Na verdade só recebi. Recebi um entendimento maior de que laços se cortam, se enfraquecem e outros sequer existem. São Paulo me tirou o tapa-olho. Aprendi que o primeiro e o último vagão são menos lotados, os ônibus passam a toda hora pro mesmo lugar, se o primeiro está lotado, o segundo já pode te acolher melhor. Se você não sabe pra que lado sair, pergunte ao guarda do metrô. Eles são educados. A PM também é, se você não estiver depredando nada. Se descer em um lugar lotado, ande no ritmo da multidão. E não vá pra 25 de março sem uma garrafinha de água. Aliás, seja onde for: tenha água. São Paulo é bem seca.

A Avenida Paulista perde o encanto na segunda vez que você vai lá. Um monte de gente engravatada, correndo, te atropelando. Mas nas bancas de jornal sempre há livros baratos, basta fuçar as prateleiras que você sempre volta com um, ou dois, ou três exemplares pra casa.

São Paulo me ensinou a ser gentil com as pessoas, seja o gari, o cobrador ou a professora PhD em mau humor. Também aprendi, nesses poucos meses, que ir embora só é ruim no começo, depois vira um expulsa demônios. Voltar pro interior pode trazer dor de cabeça, mas não haverá em nenhum lugar do mundo a batata frita que só a avó sabe fazer. Até porque a família é o que de fato se inaltera independente de quaisquer circunstâncias, sempre haverá uma grávida, um tio pseudo-rico, um tio mau humorado, um avô encanado com as coisas, um pai preocupado, uma mãe infinitamente preocupada, e todos perguntando se você está se virando bem.

Em São Paulo tenho a experiência de conversar com diversas pessoas, desde o judeu até o ex-ateu. Chega a ser engraçado como a pluralidade dessa cidade me encanta, e tudo parece ser tão normal aos dali. É incrível as diversas ambições, os diversos sonhos e as diversas formas de consegui-los. Não há espaço para dogmas e crenças em só uma coisa, só um caminho, só um pensamento. Não há ‘só um’. A individualidade é uma das coisas que aprendi a exercer na cidade grande, e usar no interior.

Quando dizia ‘São Paulo tirana’, eu garranchava uma página. Ao dizer ‘Voltarei, São Paulo!’, uso da melhor caligrafia. É incrível como a gente espanta os medos aos poucos e aprende a viver e se conformar com coisas que nunca mudarão. E lida, também, com coisas que mudam. Mudam porque o mundo não é parado, ele é uma eterna Linha Vermelha lotada, contudo a essência não pode ser mudada: está sempre lotado, corrido e com alguém usando o fone do celular pra conversar. Coisa estranhíssima que não consegui me adaptar.

Vez ou outra ele é Linha Safira, aí entra em reformas e tudo para, mas os atalhos são criados. Ir embora me ensinou coisas de dentro pra fora, não me importam as coisas que de fato corrompem, ou as que se romperam porque tinha que ser assim, me importam as que me corromperam para o bem. A gente, o mundo, tudo: muda. Mas se a essência muda, ela não existe.
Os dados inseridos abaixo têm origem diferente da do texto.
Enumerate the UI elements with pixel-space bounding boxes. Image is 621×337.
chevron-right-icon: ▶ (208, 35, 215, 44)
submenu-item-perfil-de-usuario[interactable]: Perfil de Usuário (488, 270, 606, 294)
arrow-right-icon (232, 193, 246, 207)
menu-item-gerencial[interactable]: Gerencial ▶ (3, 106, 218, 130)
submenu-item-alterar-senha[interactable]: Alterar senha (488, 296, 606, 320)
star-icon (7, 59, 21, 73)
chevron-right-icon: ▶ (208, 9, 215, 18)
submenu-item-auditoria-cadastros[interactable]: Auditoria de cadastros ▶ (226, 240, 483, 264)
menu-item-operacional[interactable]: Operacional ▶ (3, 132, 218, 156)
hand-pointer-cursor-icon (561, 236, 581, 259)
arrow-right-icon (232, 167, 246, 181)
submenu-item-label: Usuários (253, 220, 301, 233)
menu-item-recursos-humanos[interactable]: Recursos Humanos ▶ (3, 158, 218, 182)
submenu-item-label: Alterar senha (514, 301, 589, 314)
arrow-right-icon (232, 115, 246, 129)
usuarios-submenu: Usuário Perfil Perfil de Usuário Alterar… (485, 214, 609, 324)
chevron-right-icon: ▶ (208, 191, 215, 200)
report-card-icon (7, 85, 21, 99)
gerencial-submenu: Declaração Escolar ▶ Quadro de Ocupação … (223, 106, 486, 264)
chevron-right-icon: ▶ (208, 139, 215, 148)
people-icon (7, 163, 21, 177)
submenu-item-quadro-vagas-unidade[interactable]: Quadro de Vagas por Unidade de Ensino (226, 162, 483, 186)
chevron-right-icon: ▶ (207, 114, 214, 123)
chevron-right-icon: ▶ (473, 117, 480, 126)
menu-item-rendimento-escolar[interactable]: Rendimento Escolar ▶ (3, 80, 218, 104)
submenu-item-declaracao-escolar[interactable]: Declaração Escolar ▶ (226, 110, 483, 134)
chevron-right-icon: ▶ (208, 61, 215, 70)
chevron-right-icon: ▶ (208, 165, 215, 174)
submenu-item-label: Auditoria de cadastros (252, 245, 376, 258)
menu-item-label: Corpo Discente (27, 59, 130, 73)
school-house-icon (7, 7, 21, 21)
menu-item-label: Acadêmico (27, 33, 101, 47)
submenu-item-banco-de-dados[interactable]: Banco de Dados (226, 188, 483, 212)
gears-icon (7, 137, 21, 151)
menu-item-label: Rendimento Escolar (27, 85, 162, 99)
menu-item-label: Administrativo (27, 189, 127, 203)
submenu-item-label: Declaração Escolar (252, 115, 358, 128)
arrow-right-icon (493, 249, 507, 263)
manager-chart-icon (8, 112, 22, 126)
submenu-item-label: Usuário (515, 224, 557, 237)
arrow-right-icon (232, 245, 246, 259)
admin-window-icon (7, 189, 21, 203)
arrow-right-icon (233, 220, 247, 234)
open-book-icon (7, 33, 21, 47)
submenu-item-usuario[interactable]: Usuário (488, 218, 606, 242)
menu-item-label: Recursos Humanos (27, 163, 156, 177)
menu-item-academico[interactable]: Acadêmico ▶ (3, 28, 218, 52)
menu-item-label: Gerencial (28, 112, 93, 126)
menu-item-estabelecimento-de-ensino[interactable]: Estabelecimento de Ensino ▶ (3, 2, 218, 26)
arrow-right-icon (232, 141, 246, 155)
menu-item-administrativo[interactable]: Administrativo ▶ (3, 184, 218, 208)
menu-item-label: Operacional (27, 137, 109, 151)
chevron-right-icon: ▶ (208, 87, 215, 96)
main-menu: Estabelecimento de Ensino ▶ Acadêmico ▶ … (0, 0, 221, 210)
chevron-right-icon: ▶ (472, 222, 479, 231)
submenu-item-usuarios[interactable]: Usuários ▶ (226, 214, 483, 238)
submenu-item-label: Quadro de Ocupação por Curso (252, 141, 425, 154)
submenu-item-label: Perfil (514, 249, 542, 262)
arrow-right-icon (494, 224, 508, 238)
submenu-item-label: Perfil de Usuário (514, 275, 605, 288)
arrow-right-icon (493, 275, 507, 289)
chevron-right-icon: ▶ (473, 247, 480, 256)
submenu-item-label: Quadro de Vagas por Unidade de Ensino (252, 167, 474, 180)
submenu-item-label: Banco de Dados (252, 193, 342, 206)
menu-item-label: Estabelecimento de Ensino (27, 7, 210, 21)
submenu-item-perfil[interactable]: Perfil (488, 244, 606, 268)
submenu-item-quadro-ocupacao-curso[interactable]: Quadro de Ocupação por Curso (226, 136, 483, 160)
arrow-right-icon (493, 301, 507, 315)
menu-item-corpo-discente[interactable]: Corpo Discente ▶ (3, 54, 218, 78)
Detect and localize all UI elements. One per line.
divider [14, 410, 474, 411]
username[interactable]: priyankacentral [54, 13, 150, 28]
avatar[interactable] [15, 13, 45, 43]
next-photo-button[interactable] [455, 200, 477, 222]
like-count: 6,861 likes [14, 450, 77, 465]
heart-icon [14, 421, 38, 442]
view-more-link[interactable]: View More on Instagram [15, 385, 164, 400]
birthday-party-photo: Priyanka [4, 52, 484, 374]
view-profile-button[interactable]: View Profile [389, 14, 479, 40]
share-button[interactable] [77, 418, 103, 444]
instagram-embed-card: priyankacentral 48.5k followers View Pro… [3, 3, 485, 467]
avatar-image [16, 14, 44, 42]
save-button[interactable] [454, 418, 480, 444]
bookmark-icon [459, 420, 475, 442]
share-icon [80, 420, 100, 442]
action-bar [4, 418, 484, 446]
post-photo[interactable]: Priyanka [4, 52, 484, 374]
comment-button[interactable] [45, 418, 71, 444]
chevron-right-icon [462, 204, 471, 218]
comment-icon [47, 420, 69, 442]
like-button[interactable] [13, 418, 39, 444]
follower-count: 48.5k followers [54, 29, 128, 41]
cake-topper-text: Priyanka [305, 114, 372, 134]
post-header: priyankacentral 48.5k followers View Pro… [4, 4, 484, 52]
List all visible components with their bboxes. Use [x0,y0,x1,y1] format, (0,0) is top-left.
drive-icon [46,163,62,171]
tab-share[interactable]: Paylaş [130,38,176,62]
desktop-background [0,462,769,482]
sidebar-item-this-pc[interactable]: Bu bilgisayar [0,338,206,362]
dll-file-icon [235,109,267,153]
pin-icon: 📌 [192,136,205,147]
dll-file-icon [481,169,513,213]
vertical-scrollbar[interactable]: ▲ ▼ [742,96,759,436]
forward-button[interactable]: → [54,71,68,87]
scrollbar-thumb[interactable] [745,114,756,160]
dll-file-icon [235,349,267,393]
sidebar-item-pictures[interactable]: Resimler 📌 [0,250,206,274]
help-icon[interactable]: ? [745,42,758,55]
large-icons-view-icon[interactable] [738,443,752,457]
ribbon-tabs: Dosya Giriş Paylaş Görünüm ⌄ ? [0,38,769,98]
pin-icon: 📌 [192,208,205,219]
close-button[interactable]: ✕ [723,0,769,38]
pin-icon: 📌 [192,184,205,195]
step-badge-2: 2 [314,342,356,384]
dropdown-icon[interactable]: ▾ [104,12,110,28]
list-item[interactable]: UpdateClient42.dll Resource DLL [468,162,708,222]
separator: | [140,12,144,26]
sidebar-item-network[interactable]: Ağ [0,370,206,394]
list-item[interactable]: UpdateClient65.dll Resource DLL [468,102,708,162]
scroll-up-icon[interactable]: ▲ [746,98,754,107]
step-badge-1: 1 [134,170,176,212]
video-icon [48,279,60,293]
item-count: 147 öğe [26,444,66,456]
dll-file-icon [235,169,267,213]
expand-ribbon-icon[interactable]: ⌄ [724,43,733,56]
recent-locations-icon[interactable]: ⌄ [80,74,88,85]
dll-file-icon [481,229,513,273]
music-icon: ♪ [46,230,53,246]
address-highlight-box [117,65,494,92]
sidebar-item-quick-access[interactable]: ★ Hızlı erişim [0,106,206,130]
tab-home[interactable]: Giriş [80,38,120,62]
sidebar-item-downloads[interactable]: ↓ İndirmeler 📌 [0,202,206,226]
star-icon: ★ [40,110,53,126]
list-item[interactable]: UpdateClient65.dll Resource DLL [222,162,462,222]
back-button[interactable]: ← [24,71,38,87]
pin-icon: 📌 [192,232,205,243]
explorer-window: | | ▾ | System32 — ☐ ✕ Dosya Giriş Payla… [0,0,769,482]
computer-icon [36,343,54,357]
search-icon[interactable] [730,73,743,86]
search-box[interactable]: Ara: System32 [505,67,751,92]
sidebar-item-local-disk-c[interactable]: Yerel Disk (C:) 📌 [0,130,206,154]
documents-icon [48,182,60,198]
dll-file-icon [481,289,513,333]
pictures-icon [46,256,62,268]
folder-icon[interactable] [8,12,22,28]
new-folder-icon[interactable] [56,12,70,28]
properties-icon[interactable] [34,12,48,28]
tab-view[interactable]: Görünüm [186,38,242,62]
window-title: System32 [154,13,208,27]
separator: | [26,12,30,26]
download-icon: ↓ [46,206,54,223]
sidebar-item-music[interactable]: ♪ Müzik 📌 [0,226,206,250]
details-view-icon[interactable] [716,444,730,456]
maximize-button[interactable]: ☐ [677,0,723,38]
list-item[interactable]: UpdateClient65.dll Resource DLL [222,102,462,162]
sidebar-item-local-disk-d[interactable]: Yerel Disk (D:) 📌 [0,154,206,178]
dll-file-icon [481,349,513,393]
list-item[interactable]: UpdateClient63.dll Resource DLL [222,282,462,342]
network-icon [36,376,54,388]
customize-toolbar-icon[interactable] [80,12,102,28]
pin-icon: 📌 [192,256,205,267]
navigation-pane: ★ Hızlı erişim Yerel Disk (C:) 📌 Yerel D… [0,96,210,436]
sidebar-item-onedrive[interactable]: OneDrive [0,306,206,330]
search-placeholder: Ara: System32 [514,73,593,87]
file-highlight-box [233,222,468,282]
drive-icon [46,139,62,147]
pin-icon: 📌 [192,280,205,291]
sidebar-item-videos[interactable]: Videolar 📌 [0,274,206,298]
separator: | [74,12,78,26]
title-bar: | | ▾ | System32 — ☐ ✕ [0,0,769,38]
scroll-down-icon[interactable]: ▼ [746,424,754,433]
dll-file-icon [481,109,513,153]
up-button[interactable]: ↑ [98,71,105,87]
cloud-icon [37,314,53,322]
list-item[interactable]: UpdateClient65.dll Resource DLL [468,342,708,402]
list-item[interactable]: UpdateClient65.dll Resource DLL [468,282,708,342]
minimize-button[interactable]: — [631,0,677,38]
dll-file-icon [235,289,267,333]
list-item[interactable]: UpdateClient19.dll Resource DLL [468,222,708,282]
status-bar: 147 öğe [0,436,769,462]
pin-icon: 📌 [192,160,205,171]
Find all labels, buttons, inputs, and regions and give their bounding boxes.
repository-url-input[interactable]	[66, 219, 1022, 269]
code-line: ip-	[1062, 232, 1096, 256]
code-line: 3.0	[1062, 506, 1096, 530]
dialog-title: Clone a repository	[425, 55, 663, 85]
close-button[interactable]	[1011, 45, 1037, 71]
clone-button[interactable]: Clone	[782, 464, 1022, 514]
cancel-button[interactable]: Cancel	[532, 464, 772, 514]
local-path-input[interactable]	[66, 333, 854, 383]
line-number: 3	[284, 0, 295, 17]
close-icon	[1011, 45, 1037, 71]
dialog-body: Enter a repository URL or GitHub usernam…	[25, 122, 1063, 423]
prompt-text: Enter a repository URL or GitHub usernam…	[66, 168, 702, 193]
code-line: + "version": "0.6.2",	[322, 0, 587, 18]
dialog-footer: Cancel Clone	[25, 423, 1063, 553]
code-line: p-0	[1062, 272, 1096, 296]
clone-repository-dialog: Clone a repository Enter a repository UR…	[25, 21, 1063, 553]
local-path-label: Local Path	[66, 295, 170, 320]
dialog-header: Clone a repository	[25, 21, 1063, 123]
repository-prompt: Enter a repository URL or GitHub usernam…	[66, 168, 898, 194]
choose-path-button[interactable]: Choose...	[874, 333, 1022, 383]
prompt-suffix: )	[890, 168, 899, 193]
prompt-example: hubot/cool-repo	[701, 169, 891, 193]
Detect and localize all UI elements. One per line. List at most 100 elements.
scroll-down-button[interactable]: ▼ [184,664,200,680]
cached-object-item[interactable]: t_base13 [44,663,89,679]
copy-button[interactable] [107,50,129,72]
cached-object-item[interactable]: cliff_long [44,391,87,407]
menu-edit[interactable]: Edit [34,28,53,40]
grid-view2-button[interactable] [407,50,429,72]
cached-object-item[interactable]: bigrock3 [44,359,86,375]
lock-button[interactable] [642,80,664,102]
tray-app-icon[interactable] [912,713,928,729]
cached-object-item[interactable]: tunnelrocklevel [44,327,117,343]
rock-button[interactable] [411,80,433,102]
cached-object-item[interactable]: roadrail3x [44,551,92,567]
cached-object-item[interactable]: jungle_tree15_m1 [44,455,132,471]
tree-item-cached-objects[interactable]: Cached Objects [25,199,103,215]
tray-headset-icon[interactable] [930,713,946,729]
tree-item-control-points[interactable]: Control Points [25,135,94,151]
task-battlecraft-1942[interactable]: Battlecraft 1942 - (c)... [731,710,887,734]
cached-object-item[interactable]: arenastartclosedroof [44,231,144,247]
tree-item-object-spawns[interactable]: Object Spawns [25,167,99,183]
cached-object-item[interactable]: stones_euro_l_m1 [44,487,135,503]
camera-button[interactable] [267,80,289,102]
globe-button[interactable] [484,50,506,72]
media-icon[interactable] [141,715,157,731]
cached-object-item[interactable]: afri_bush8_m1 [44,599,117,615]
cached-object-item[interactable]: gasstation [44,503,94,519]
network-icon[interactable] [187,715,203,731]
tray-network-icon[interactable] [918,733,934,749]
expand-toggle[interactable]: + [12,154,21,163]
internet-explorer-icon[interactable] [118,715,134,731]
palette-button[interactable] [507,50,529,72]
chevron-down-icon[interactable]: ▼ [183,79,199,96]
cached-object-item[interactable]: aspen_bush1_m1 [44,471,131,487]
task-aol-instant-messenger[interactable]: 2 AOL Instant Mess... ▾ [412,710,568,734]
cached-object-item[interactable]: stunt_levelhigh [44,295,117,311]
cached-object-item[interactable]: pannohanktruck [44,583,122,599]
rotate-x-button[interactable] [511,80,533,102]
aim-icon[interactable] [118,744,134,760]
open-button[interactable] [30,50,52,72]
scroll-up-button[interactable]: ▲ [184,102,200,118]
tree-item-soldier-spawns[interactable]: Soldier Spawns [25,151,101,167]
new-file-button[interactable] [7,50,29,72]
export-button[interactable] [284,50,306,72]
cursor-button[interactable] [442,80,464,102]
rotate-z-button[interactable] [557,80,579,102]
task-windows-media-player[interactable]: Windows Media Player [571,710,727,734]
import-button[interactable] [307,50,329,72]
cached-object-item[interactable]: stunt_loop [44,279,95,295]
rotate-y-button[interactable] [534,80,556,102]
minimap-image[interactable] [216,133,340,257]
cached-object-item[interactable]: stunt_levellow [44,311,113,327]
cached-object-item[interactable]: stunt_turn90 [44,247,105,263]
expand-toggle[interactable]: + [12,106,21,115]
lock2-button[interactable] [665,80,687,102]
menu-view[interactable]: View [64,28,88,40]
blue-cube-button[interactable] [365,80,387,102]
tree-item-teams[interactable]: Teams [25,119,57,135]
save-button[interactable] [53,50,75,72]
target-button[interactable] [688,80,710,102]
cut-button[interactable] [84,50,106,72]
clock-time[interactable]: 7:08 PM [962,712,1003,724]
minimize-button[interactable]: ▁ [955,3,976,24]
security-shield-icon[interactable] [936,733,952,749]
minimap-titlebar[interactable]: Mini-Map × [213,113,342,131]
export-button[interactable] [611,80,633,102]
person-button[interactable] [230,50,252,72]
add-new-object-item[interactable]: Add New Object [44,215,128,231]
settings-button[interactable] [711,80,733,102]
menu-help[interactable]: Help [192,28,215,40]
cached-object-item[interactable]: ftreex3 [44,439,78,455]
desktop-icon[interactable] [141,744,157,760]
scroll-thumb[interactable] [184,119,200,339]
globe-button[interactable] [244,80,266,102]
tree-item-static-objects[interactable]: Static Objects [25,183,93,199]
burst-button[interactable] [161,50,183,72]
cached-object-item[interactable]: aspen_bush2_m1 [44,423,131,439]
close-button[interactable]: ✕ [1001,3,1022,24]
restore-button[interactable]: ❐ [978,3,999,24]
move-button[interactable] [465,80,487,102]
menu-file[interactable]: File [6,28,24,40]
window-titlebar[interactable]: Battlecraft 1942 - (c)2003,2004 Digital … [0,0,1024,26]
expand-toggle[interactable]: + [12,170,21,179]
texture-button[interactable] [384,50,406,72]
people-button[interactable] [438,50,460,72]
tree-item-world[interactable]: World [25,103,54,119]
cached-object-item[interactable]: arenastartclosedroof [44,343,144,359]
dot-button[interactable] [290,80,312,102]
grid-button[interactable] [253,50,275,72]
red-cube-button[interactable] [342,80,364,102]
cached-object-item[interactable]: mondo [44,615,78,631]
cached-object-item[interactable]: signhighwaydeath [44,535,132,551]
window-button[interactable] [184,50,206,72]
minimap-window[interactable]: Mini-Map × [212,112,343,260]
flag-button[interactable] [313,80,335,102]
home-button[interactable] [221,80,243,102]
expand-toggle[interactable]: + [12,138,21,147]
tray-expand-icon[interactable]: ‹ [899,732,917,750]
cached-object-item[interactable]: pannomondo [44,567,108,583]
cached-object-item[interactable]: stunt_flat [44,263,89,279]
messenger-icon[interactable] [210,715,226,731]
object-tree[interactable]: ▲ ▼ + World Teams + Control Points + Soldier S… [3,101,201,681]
E quanto a isso, posso deitar-me no meu travesseiro, seja no interior vendo um céu estrelado, ou na capital vendo os aviões passarem nas frentes das estrelas, e descansar em paz.

Eu cri em muita coisa, e hoje me vejo mais efusivo que anos atrás, o ”sonho” de ir embora aconteceu, mas não aconteceu com o de ”nunca mais voltar”, aconteceu pra que eu veja que voltar é uma certeza e o que eu posso viver na volta é incógnita. E que planos são pássaros soltos.

Obrigado, cidade grande! Estou fazendo a lição de casa certinho.